Passeggiare per Bevagna significa immergersi in un lontano passato. Significa scoprire, nascosti nella città medievale, i resti della città romana. Significa ritrovarsi in un’atmosfera fuori dal tempo, nel mezzo del tipico paesaggio umbro, dove passato e presente convivono magnificamente.

L'itinerario si snoda nel centro storico della città e prevede la visita a

  • Chiesa di San Francesco, sul punto più alto della città, forse l'antica acropoli, custodisce la pietra su cui, secondo la leggenda, il Santo predicò agli uccelli.
  • Chiesa di Santa Maria della neve (esterno), uno dei 4 templi romani trasformati in chiesa in Umbria
  • Palazzo dei Consoli (esterno) della fine del XIII sec., attualmente ospita il Teatro Torti.
  • Chiesa di San Silvestro del 1195, autentico gioiello del romanico umbro.
  • Chiesa di San Michele Arcangelo di poco posteriore alla chiesa di San Silvestro e realizzata dallo stesso architetto.
  • Chiesa dei SS. Domenico e Giacomo (esterno) edificata alla fine del '200 su un oratorio donato dal Comune al beato Giacomo Bianconi.

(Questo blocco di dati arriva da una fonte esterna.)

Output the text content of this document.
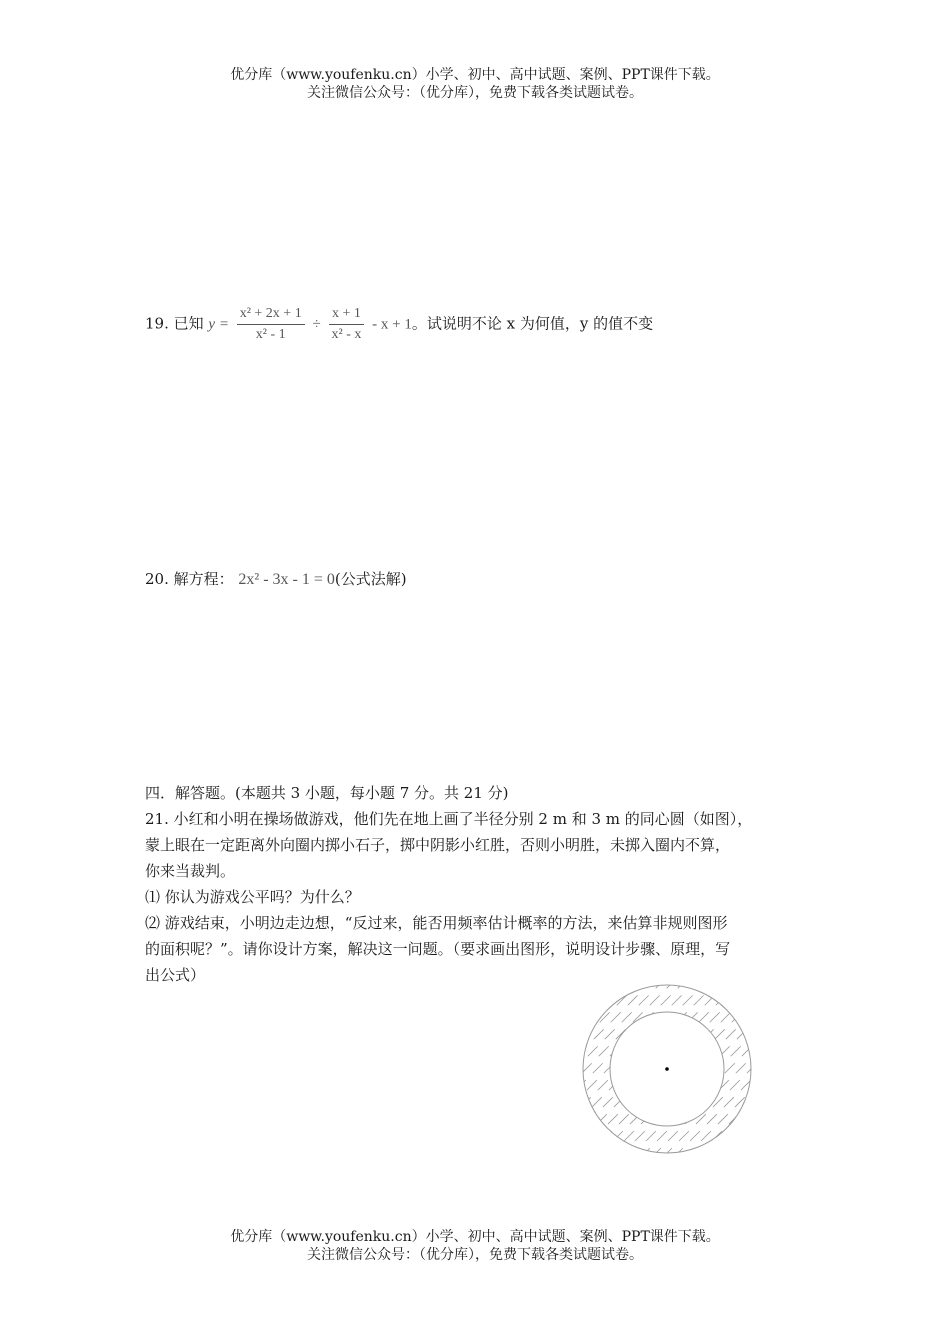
优分库（www.youfenku.cn）小学、初中、高中试题、案例、PPT课件下载。
关注微信公众号：（优分库），免费下载各类试题试卷。
19. 已知 $y = \frac{\text{x² + 2x + 1}}{\text{x² - 1}} \div \frac{x + 1}{\text{x² - x}} - x + 1$。试说明不论 x 为何值，y 的值不变
20. 解方程： 2x² - 3x - 1 = 0(公式法解)

四．解答题。(本题共 3 小题，每小题 7 分。共 21 分)

21. 小红和小明在操场做游戏，他们先在地上画了半径分别 2 m 和 3 m 的同心圆（如图），

蒙上眼在一定距离外向圈内掷小石子，掷中阴影小红胜，否则小明胜，未掷入圈内不算，

你来当裁判。

⑴ 你认为游戏公平吗？为什么？

⑵ 游戏结束，小明边走边想，“反过来，能否用频率估计概率的方法，来估算非规则图形

的面积呢？”。请你设计方案，解决这一问题。（要求画出图形，说明设计步骤、原理，写

出公式）

优分库（www.youfenku.cn）小学、初中、高中试题、案例、PPT课件下载。
关注微信公众号：（优分库），免费下载各类试题试卷。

L'itinerario è percorribile in 2 ore circa (è possibile adattare il tempo di visita alle esigenze del gruppo).

Per approfondire

MUSEI (Il costo della visita guidata non copre gli ingressi ai musei)

  • Mosaici delle terme (II sec. d.c), fa  parte del sistema museale cittadino. Di questo complesso sono stati scavati 4 ambienti. Il vano principale presenta un ricco pavimento a mosaico bianco e nero a soggetto marino. Con il biglietto è possibile accedere anche al Museo Civico.
  • Circuito museale delle Botteghe Medievali, collegato alla manifestazione Mercato dell Gaite, permette al vista a 4 botteghe medievali fedelmente ricostruite.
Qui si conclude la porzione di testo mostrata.